For the last few weeks, Peru's Ollanta Humala has been hop-scotching the hemisphere making good on campaign promises to have a cordial relationship with any neighbor — regardless of ideology.
The tour has taken Humala, who was sworn in Thursday as Peru's president, from the capitalist bastions of Washington and Chile, to the socialist stalwarts of Venezuela and Cuba. Now, he will have to straddle the divides in his own country as he pledges to protect Peru's free-market economy while rolling out ambitious social programs.
So far, Humala — a former army officer with a center-left agenda — has disarmed his critics.
His decision to keep Julio Velarde as the president of the Central Bank and name Luís Miguel Castillo — a respected technocrat and the former second-in-command at the Ministry of Finance — to the top economy job, won applause from the private sector.

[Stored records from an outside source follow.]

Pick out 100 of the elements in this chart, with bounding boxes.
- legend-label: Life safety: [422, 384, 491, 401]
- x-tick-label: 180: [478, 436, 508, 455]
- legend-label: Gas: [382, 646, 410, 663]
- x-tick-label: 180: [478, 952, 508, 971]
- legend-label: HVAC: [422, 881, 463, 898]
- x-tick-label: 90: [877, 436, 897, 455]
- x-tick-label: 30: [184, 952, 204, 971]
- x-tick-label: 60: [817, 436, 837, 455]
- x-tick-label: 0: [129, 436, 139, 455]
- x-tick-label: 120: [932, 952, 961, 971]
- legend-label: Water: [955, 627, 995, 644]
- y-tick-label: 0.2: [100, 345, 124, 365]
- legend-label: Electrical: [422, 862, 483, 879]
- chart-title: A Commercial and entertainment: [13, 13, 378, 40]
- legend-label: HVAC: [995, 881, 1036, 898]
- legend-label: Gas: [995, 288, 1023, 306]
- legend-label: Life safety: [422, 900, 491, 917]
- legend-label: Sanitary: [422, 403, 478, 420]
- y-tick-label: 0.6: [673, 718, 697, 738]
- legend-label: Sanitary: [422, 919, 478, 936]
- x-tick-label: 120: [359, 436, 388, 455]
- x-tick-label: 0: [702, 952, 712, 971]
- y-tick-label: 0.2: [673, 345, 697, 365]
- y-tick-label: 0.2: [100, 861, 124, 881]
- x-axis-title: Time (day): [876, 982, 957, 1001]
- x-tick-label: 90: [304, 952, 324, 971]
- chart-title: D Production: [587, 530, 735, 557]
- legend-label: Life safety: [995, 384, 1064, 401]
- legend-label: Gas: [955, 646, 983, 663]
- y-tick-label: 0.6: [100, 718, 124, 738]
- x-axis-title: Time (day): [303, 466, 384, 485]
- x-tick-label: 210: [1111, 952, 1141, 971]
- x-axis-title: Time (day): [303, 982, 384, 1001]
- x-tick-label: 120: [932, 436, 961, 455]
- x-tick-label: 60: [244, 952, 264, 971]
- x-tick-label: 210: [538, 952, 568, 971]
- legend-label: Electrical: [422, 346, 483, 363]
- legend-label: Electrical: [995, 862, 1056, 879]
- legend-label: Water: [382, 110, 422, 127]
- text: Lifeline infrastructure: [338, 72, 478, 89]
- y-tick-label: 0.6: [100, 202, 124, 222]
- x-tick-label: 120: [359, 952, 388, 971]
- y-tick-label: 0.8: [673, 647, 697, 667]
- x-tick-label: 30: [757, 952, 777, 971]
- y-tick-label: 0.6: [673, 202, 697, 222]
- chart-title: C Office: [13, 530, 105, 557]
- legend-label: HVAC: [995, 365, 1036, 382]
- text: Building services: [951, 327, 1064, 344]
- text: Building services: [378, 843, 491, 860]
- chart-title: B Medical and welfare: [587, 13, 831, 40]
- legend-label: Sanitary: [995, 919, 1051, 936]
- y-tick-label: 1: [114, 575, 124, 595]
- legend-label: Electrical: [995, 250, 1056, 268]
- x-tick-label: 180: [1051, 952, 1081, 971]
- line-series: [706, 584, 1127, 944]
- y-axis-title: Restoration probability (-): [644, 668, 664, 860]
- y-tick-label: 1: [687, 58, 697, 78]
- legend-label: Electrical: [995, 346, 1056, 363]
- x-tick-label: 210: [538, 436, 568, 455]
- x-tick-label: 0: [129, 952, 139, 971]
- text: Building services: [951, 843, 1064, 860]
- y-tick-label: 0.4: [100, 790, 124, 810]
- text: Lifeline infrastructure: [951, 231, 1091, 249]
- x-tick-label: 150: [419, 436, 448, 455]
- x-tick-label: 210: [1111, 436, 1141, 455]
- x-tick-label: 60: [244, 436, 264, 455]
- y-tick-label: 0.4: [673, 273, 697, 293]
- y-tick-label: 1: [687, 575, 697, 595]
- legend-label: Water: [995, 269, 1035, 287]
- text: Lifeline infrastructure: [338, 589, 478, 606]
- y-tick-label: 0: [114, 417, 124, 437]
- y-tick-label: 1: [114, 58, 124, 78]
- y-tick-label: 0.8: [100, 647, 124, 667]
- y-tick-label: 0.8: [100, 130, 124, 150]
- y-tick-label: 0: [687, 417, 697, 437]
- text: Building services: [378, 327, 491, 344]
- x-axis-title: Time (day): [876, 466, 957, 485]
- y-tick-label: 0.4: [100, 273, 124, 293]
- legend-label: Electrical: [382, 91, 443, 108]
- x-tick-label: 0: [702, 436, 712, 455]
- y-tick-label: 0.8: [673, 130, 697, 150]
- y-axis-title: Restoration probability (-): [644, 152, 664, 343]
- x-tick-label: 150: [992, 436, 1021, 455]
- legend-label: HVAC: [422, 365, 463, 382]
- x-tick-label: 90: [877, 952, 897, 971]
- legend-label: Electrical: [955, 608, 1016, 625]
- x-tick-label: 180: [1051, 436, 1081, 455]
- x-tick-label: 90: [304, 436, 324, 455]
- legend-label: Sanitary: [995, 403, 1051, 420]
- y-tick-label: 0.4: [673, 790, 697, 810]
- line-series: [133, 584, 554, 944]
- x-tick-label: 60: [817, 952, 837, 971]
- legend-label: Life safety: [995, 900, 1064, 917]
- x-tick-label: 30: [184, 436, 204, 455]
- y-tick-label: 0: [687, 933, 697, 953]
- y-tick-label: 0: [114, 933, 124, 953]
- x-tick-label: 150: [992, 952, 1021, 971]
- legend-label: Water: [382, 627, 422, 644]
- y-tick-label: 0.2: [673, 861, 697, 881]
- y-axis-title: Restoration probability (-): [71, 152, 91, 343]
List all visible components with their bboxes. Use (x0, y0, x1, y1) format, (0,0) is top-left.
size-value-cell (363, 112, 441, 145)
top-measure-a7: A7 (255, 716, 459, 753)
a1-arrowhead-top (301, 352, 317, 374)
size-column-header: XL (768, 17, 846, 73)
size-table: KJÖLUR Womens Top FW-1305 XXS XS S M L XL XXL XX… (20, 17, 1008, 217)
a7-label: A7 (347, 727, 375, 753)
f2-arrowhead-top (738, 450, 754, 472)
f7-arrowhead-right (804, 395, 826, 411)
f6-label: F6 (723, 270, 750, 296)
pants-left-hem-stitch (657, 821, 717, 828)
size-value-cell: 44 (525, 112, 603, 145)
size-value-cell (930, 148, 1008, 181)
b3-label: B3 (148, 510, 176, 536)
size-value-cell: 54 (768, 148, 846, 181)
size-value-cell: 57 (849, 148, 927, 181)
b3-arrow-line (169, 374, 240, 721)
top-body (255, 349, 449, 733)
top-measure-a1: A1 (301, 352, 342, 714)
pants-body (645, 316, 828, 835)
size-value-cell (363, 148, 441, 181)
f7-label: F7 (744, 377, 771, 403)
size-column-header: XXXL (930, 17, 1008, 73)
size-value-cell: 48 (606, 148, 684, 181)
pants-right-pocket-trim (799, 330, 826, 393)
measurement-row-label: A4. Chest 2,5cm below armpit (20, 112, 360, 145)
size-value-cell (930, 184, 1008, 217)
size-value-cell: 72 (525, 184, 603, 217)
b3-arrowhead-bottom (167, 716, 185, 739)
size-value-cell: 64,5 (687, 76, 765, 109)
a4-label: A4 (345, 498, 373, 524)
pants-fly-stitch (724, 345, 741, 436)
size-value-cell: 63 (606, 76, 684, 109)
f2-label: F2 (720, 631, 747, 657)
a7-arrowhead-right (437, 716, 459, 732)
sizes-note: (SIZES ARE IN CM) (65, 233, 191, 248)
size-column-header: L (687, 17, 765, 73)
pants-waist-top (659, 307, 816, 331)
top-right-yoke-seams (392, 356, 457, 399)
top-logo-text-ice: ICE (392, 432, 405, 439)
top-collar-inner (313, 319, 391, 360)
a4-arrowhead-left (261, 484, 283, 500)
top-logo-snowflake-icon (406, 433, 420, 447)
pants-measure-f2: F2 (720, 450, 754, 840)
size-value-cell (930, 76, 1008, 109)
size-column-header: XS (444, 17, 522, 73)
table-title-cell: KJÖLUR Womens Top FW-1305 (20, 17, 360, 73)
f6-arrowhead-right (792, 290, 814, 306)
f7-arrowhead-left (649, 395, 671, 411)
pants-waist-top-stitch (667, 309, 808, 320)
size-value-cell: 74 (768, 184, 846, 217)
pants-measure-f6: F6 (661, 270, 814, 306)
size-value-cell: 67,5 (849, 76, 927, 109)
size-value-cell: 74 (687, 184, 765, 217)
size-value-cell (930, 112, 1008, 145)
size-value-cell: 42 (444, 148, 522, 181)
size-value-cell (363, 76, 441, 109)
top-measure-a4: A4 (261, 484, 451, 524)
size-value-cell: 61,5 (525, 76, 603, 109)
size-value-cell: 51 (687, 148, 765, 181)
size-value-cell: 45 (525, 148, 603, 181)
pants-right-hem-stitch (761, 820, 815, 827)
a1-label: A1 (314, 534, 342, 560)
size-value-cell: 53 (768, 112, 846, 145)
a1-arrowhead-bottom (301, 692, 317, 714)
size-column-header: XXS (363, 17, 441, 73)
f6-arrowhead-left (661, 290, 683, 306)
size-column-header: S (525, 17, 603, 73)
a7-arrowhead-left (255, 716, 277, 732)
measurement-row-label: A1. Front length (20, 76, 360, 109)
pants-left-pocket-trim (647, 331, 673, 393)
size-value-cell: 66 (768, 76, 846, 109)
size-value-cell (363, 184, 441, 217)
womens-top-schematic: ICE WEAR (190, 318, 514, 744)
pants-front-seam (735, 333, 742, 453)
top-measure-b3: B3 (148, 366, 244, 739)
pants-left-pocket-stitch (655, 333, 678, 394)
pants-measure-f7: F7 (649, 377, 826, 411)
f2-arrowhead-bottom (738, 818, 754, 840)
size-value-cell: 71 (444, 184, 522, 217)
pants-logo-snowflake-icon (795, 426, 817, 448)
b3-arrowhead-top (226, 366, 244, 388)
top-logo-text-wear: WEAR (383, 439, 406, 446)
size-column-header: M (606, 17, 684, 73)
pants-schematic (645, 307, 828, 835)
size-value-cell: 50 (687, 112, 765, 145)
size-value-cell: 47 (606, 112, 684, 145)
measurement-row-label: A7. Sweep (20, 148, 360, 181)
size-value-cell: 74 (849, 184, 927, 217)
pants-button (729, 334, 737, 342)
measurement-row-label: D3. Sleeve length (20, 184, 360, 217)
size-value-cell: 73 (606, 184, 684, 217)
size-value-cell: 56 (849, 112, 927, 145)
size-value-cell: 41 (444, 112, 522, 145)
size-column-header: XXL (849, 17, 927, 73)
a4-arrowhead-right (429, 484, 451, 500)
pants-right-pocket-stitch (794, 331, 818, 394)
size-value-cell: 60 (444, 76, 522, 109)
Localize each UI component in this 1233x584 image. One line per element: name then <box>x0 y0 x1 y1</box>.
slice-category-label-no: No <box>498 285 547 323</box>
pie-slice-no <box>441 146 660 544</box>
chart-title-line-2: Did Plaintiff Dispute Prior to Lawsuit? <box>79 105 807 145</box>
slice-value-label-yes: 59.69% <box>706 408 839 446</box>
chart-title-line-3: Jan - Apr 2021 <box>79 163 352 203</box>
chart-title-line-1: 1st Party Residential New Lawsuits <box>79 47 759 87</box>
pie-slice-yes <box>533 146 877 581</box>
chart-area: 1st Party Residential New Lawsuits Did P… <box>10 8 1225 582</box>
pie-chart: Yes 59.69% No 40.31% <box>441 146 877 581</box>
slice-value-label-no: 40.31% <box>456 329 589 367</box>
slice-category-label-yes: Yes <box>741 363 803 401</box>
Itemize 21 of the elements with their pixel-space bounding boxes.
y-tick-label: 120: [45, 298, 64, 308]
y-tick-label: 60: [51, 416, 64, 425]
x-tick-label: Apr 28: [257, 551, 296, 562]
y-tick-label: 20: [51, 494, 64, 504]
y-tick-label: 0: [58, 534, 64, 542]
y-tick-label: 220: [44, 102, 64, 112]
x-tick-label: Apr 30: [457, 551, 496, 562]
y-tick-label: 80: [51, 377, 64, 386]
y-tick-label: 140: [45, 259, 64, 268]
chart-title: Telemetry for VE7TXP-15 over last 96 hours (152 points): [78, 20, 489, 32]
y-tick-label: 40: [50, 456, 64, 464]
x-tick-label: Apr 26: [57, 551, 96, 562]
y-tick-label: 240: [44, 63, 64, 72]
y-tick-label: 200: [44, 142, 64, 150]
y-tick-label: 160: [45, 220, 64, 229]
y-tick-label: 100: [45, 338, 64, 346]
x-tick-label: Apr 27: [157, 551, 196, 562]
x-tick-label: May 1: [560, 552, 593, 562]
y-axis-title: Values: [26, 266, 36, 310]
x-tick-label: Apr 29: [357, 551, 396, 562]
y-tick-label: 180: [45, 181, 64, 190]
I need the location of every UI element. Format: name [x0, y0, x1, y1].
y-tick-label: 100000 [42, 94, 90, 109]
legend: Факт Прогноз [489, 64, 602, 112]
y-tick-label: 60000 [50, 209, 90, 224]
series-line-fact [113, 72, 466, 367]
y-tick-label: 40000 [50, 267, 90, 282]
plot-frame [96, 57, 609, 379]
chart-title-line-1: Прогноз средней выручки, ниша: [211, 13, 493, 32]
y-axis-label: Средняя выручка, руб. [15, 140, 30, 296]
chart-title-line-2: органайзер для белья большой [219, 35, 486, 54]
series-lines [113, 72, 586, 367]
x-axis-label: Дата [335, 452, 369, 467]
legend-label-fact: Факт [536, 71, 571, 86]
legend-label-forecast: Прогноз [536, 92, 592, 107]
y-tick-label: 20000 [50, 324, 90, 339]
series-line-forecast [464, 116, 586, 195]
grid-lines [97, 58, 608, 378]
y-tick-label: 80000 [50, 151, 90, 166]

“He has surprised us, not only with his statements — that point to sound economic policies — but by naming people to his economic cabinet that are believers in the free market,” said César Peñaranda, the director of the Institute for Economy and Business Development.
But there will certainly be fights ahead, as Humala has vowed to raise the minimum wage, expand the country’s pension program and raise taxes on one of the nation’s primary economic engines: mining.
During the contentious campaign, Humala’s opponents demonized many of his proposals, accusing him of being willing to hock the nation’s wealth to emulate Venezuelan President Hugo Chávez’s social programs.
But any fears that Humala might move the country sharply left should be assuaged by his actions since he won the June 5 election, said Erasto Almeida, an analyst with the New York-based Eurasia Group.